Eric: The choice of winrate as a profitability metric was partly arbitrary, but also because using the compounded return could be distorted by volatile pair returns. For example - a stock pair could be exhibit good mean reversion but lose all the profits on a single bad trade. My intention was to measure "profitable tendencies" such as winrate and relate these to statistical measurements . Actual system development would of course use risk adjusted returns.

Paul F

Unknown said...

FYI - some folks on this thread have mentioned difficulty in seeing the graphics in the article. I've uploaded it in Word '97/2003 format here.


pairs article

quantivity said...

For those interested in pairs / statarb techniques, Avellaneda and Lee recently published similar results (spanning 1997 - 2007) in their article "Statistical Arbitrage in the U.S. Equities Market" (15 July 2009), covering both the standard statarb methodologies: sector-style ETF cointegration and PCA-style decomposition.

Anonymous said...

Hi Ernie,

One pitfall I find when backtesting hundreds of stocks, ETFs and other instruments is that even a boosted PC runs out of memory and thus crashes before completion. (8 cores and 16GB of memory).

May I ask what kind of computer are you using? Have you looked into NVidia's Tesla Personal Supercomputer and Cray's CX1? Furthermore, what are your thoughts on GPU vs. CPU or are both needed to be running hundreds of positions and a sizable portfolio?

Ernie Chan said...

Hi Anonymous,
I am not sure how complicated your trading algorithm is, and how many bars you are backtesting. I use Matlab for my backtest, and it never takes more than a few minutes for a portfolio of several thousand stocks on a very modest and old desktop computer.

Anonymous said...

Dear Ernie,

The optimal strategy calls for 30-min bars and I use parfor loops in Matlab also.

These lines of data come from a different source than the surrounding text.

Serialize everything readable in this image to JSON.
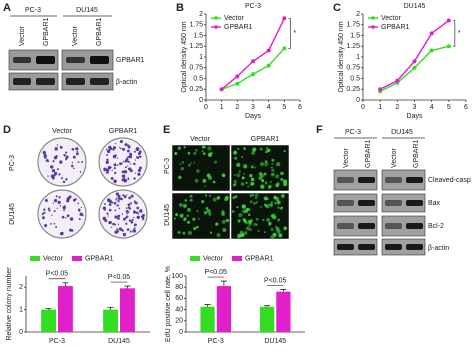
{
  "figure": {
    "letters": [
      "A",
      "B",
      "C",
      "D",
      "E",
      "F"
    ],
    "a": {
      "groups": [
        "PC-3",
        "DU145"
      ],
      "lanes": [
        "Vector",
        "GPBAR1",
        "Vector",
        "GPBAR1"
      ],
      "rows": [
        "GPBAR1",
        "β-actin"
      ]
    },
    "d": {
      "columns": [
        "Vector",
        "GPBAR1"
      ],
      "rows": [
        "PC-3",
        "DU145"
      ]
    },
    "e": {
      "columns": [
        "Vector",
        "GPBAR1"
      ],
      "rows": [
        "PC-3",
        "DU145"
      ]
    },
    "f": {
      "groups": [
        "PC-3",
        "DU145"
      ],
      "lanes": [
        "Vector",
        "GPBAR1",
        "Vector",
        "GPBAR1"
      ],
      "rows": [
        "Cleaved-casp",
        "Bax",
        "Bcl-2",
        "β-actin"
      ]
    }
  },
  "chart_data": [
    {
      "type": "line",
      "title": "PC-3",
      "x_label": "Days",
      "y_label": "Optical density 450 nm",
      "x": [
        1,
        2,
        3,
        4,
        5
      ],
      "xlim": [
        0,
        6
      ],
      "xticks": [
        0,
        1,
        2,
        3,
        4,
        5,
        6
      ],
      "ylim": [
        0,
        2
      ],
      "yticks": [
        0,
        0.25,
        0.5,
        0.75,
        1,
        1.25,
        1.5,
        1.75,
        2
      ],
      "series": [
        {
          "name": "Vector",
          "color": "#33dd22",
          "values": [
            0.25,
            0.38,
            0.6,
            0.8,
            1.2
          ]
        },
        {
          "name": "GPBAR1",
          "color": "#e020c8",
          "values": [
            0.25,
            0.55,
            0.9,
            1.15,
            1.9
          ]
        }
      ],
      "annotations": [
        "*"
      ]
    },
    {
      "type": "line",
      "title": "DU145",
      "x_label": "Days",
      "y_label": "Optical density 450 nm",
      "x": [
        1,
        2,
        3,
        4,
        5
      ],
      "xlim": [
        0,
        6
      ],
      "xticks": [
        0,
        1,
        2,
        3,
        4,
        5,
        6
      ],
      "ylim": [
        0,
        2
      ],
      "yticks": [
        0,
        0.25,
        0.5,
        0.75,
        1,
        1.25,
        1.5,
        1.75,
        2
      ],
      "series": [
        {
          "name": "Vector",
          "color": "#33dd22",
          "values": [
            0.2,
            0.4,
            0.75,
            1.15,
            1.25
          ]
        },
        {
          "name": "GPBAR1",
          "color": "#e020c8",
          "values": [
            0.25,
            0.45,
            0.9,
            1.55,
            1.85
          ]
        }
      ],
      "annotations": [
        "*"
      ]
    },
    {
      "type": "bar",
      "y_label": "Relative colony number",
      "categories": [
        "PC-3",
        "DU145"
      ],
      "ylim": [
        0,
        2.5
      ],
      "yticks": [
        0,
        1,
        2
      ],
      "series": [
        {
          "name": "Vector",
          "color": "#33dd22",
          "values": [
            1,
            1
          ],
          "errors": [
            0.05,
            0.1
          ]
        },
        {
          "name": "GPBAR1",
          "color": "#e020c8",
          "values": [
            2.05,
            1.95
          ],
          "errors": [
            0.15,
            0.1
          ]
        }
      ],
      "annotations": [
        "P<0.05",
        "P<0.05"
      ]
    },
    {
      "type": "bar",
      "y_label": "EdU positive cell rate, %",
      "categories": [
        "PC-3",
        "DU145"
      ],
      "ylim": [
        0,
        100
      ],
      "yticks": [
        0,
        20,
        40,
        60,
        80,
        100
      ],
      "series": [
        {
          "name": "Vector",
          "color": "#33dd22",
          "values": [
            45,
            45
          ],
          "errors": [
            4,
            2
          ]
        },
        {
          "name": "GPBAR1",
          "color": "#e020c8",
          "values": [
            82,
            72
          ],
          "errors": [
            9,
            4
          ]
        }
      ],
      "annotations": [
        "P<0.05",
        "P<0.05"
      ]
    }
  ]
}
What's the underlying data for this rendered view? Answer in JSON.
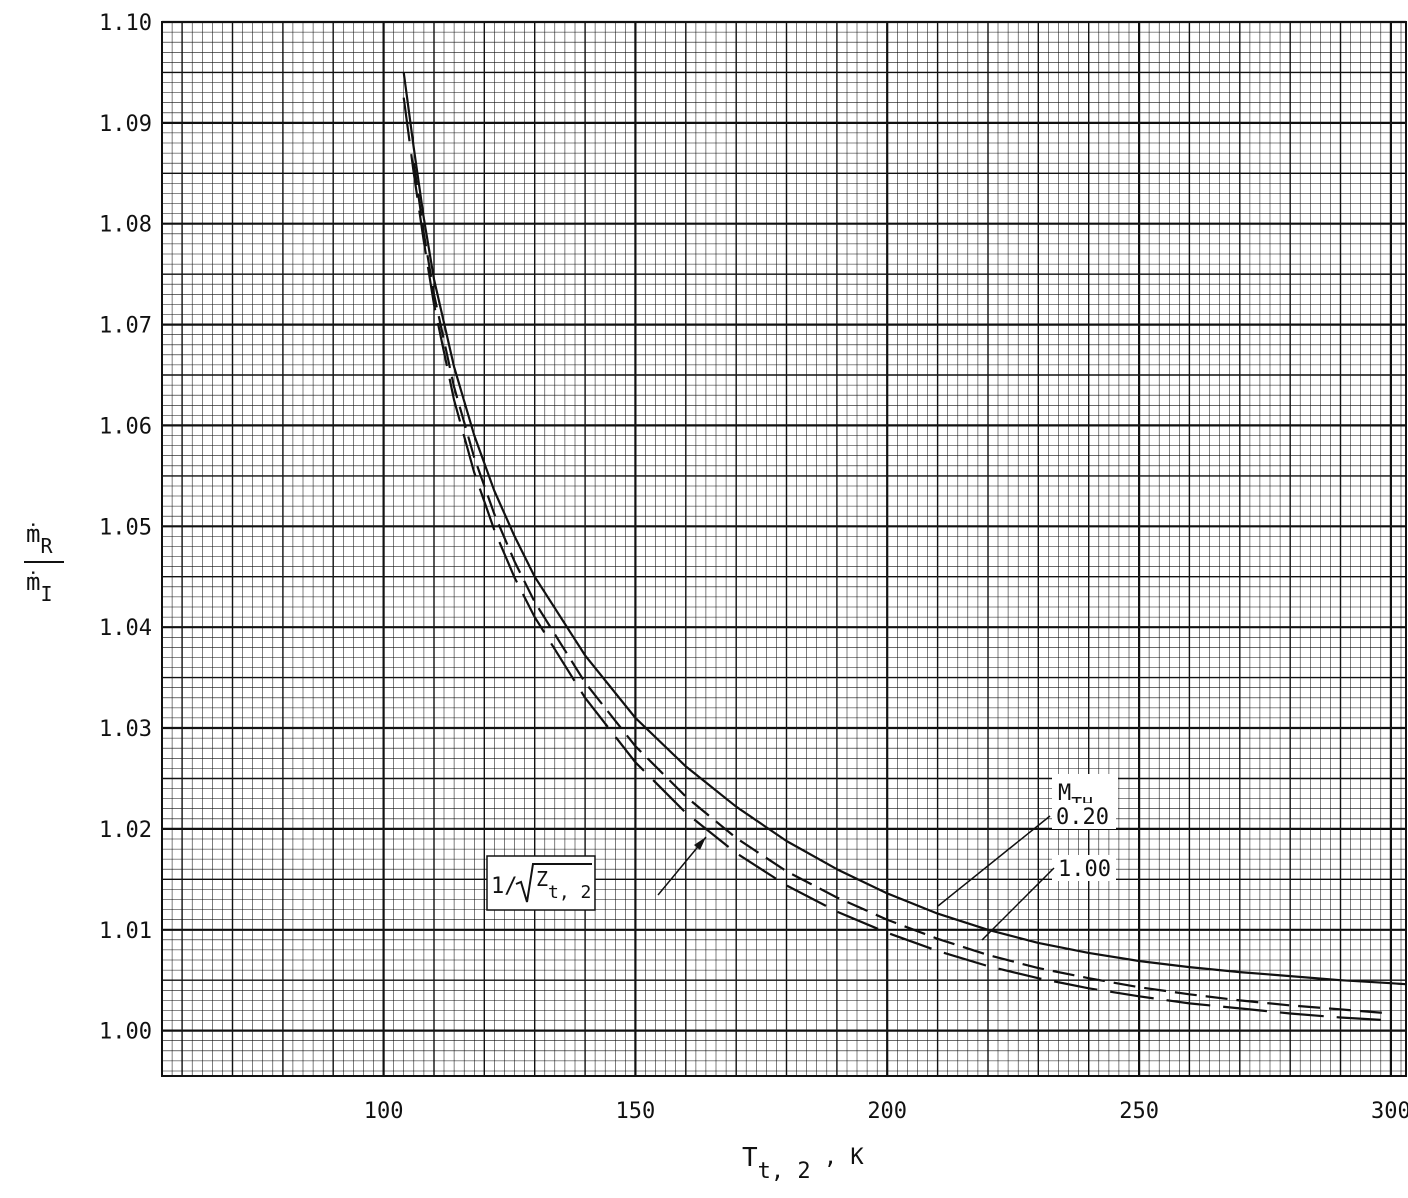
{
  "chart_data": {
    "type": "line",
    "xlabel": {
      "main": "T",
      "sub": "t, 2",
      "unit": " , K"
    },
    "ylabel": {
      "num_main": "ṁ",
      "num_sub": "R",
      "den_main": "ṁ",
      "den_sub": "I"
    },
    "xlim": [
      56,
      303
    ],
    "ylim": [
      0.9955,
      1.1
    ],
    "x_ticks": [
      100,
      150,
      200,
      250,
      300
    ],
    "x_tick_labels": [
      "100",
      "150",
      "200",
      "250",
      "300"
    ],
    "y_ticks": [
      1.0,
      1.01,
      1.02,
      1.03,
      1.04,
      1.05,
      1.06,
      1.07,
      1.08,
      1.09,
      1.1
    ],
    "y_tick_labels": [
      "1.00",
      "1.01",
      "1.02",
      "1.03",
      "1.04",
      "1.05",
      "1.06",
      "1.07",
      "1.08",
      "1.09",
      "1.10"
    ],
    "grid": true,
    "grid_minor_x": 2,
    "grid_minor_y": 0.001,
    "legend": "none (curves labeled by callouts)",
    "annotations": {
      "sqrt_label": {
        "prefix": "1/",
        "main": "Z",
        "sub": "t, 2"
      },
      "mach_header": {
        "main": "M",
        "sub": "TH"
      },
      "mach_values": [
        "0.20",
        "1.00"
      ]
    },
    "series": [
      {
        "name": "0.20",
        "style": "solid",
        "x": [
          104,
          106,
          108,
          110,
          114,
          118,
          122,
          126,
          130,
          140,
          150,
          160,
          170,
          180,
          190,
          200,
          210,
          220,
          230,
          240,
          250,
          260,
          270,
          280,
          290,
          300,
          303
        ],
        "y": [
          1.095,
          1.0875,
          1.0805,
          1.0745,
          1.0658,
          1.059,
          1.0535,
          1.049,
          1.045,
          1.0372,
          1.031,
          1.0262,
          1.0222,
          1.0188,
          1.016,
          1.0136,
          1.0116,
          1.01,
          1.0087,
          1.0077,
          1.0069,
          1.0063,
          1.0058,
          1.0054,
          1.005,
          1.0047,
          1.0046
        ]
      },
      {
        "name": "1.00",
        "style": "dashed",
        "x": [
          106,
          108,
          110,
          114,
          118,
          122,
          126,
          130,
          140,
          150,
          160,
          170,
          180,
          190,
          200,
          210,
          220,
          230,
          240,
          250,
          260,
          270,
          280,
          290,
          300
        ],
        "y": [
          1.086,
          1.079,
          1.073,
          1.0638,
          1.0568,
          1.0512,
          1.0465,
          1.0425,
          1.0345,
          1.0282,
          1.0232,
          1.0191,
          1.0158,
          1.0132,
          1.011,
          1.0091,
          1.0075,
          1.0062,
          1.0052,
          1.0043,
          1.0036,
          1.003,
          1.0025,
          1.0021,
          1.0017
        ]
      },
      {
        "name": "1/√Z t,2",
        "style": "long-dash",
        "x": [
          104,
          106,
          108,
          110,
          114,
          118,
          122,
          126,
          130,
          140,
          150,
          160,
          170,
          180,
          190,
          200,
          210,
          220,
          230,
          240,
          250,
          260,
          270,
          280,
          290,
          300
        ],
        "y": [
          1.0925,
          1.085,
          1.0782,
          1.072,
          1.0625,
          1.0553,
          1.0496,
          1.0449,
          1.041,
          1.033,
          1.0266,
          1.0216,
          1.0176,
          1.0144,
          1.0118,
          1.0097,
          1.0079,
          1.0064,
          1.0052,
          1.0042,
          1.0034,
          1.0027,
          1.0022,
          1.0017,
          1.0013,
          1.001
        ]
      }
    ]
  }
}
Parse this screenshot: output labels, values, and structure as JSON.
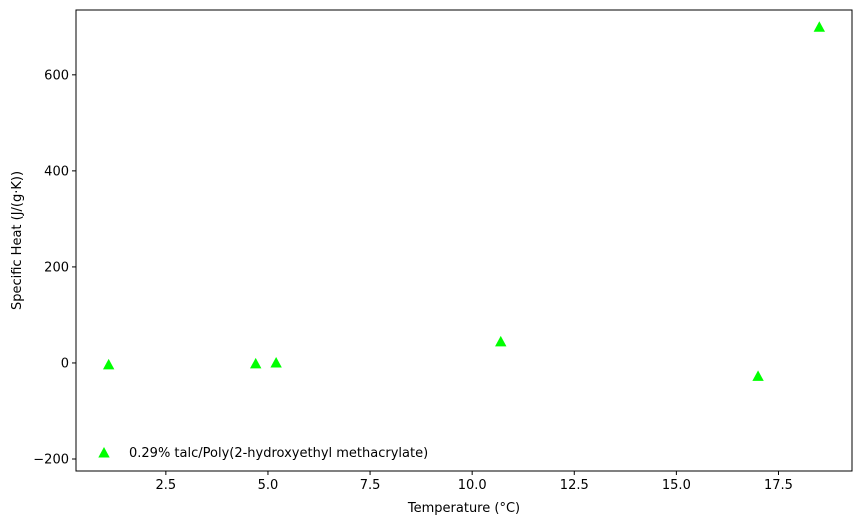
{
  "chart_data": {
    "type": "scatter",
    "title": "",
    "xlabel": "Temperature (°C)",
    "ylabel": "Specific Heat (J/(g·K))",
    "xlim": [
      0.3,
      19.3
    ],
    "ylim": [
      -225,
      735
    ],
    "x_ticks": [
      2.5,
      5.0,
      7.5,
      10.0,
      12.5,
      15.0,
      17.5
    ],
    "x_tick_labels": [
      "2.5",
      "5.0",
      "7.5",
      "10.0",
      "12.5",
      "15.0",
      "17.5"
    ],
    "y_ticks": [
      -200,
      0,
      200,
      400,
      600
    ],
    "y_tick_labels": [
      "−200",
      "0",
      "200",
      "400",
      "600"
    ],
    "grid": false,
    "legend_position": "lower-left",
    "series": [
      {
        "name": "0.29% talc/Poly(2-hydroxyethyl methacrylate)",
        "color": "#00ff00",
        "marker": "triangle-up",
        "points": [
          {
            "x": 1.1,
            "y": -4
          },
          {
            "x": 4.7,
            "y": -2
          },
          {
            "x": 5.2,
            "y": 0
          },
          {
            "x": 10.7,
            "y": 44
          },
          {
            "x": 17.0,
            "y": -28
          },
          {
            "x": 18.5,
            "y": 699
          }
        ]
      }
    ]
  }
}
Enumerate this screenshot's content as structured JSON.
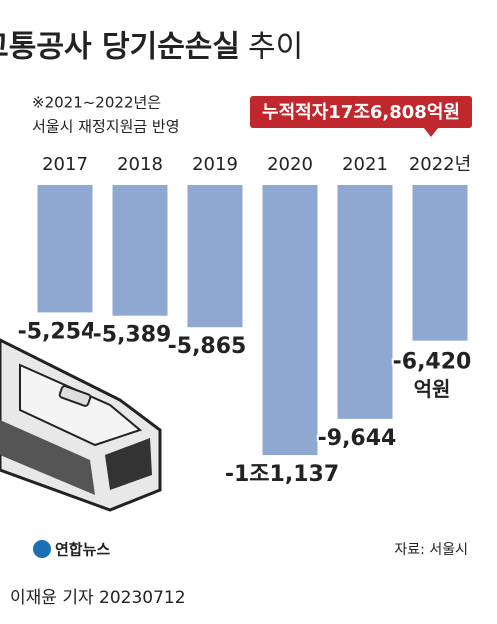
{
  "chart_data": {
    "type": "bar",
    "title": "서울교통공사 당기순손실",
    "title_light": "추이",
    "note": [
      "※2021~2022년은",
      "서울시 재정지원금 반영"
    ],
    "callout": "누적적자17조6,808억원",
    "categories": [
      "2017",
      "2018",
      "2019",
      "2020",
      "2021",
      "2022년"
    ],
    "values": [
      -5254,
      -5389,
      -5865,
      -11137,
      -9644,
      -6420
    ],
    "value_labels": [
      "-5,254",
      "-5,389",
      "-5,865",
      "-1조1,137",
      "-9,644",
      "-6,420"
    ],
    "unit": "억원",
    "color": "#8fa8d2",
    "ylim": [
      -12000,
      0
    ],
    "logo": "연합뉴스",
    "source": "자료: 서울시",
    "byline": "이재윤 기자  20230712"
  }
}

And object-oriented programming as well. So that leaves me puzzled as I have pretty much the top of the line retail PC and it always runs out of memory...

Ernie Chan said...

I have not used Matlab's parallel computing toolbox before, so can't really comment on the efficacy of parfor. However, I do find that using OO tends to slow things down, and perhaps require more memory.
I recommend just straight-forward procedural programming when using Matlab.

AndyW said...

Hi Ernie - Andy here from Automated Trader magazine. Just a thought re Anon's PC prob. The Accelereyes Jacket program that enables MATLAB for GPU computing can make a huge difference. I'm in the process of scribbling a review of it for our next issue and the early signs are extremely promising. I'm using a machine with 3 Tesla C1060s in it - combining that with Jacket makes a big difference. Anon - apologies if you're already running this set up or using MATLAB's own beta GPU functionality - but just thought I'd mention it. Regds A

Ernie Chan said...

Hi Andy,
Thanks for mentioning the Jacket. Yes, I think Matlab's Parallel Computing toolbox also has GPU-computing capability. I wonder whether you any comparisons of the two?